高校の時、”不良”だったので二浪で大学に入った。
友人の母親に、どこの大学?って訊かれて”三流大学”と答えたら”サンリオ大学”ということになってしまった ww
高校の同級生で近寄りがたいほどの美人、川村麗子が前橋市内のアパートで、睡眠薬を服んで浴室で溺死するという事件が起きた。

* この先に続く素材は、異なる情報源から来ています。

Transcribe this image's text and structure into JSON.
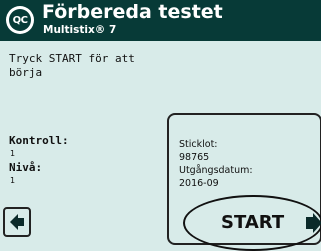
{
  "header": {
    "logo_text": "QC",
    "title": "Förbereda testet",
    "subtitle": "Multistix® 7"
  },
  "main": {
    "instruction_line1": "Tryck START för att",
    "instruction_line2": "börja",
    "control_label": "Kontroll:",
    "control_value": "1",
    "level_label": "Nivå:",
    "level_value": "1"
  },
  "info_box": {
    "lot_label": "Sticklot:",
    "lot_value": "98765",
    "expiry_label": "Utgångsdatum:",
    "expiry_value": "2016-09"
  },
  "buttons": {
    "start_label": "START",
    "back_icon": "left-arrow-icon",
    "start_icon": "right-arrow-icon"
  },
  "colors": {
    "header_bg": "#073a37",
    "screen_bg": "#d8ebe9",
    "text": "#111111"
  }
}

麗子の妹、千里から相談を受けた亮は、高校時分、麗子に一度ラブレターを出してシカトされたことがあったが、千里の話を聞いて、事故死だとほぼ断定している警察に不信感を抱き、千里の探偵ごっこに付き合うことにした。県警に勤めている亮の叔父の力も借りる。
調べれば調べるほど、あの川村麗子らしくない死に方は、まず事故じゃなく殺人だと確信した亮は、同級生達の間を調べ回り、高校を卆えての3年間は、それぞれの人生に色々な軌跡を与えていたことに気づく・・・・・
空っ風の吹く北関東。 風の少女とは千里のことなんですよ。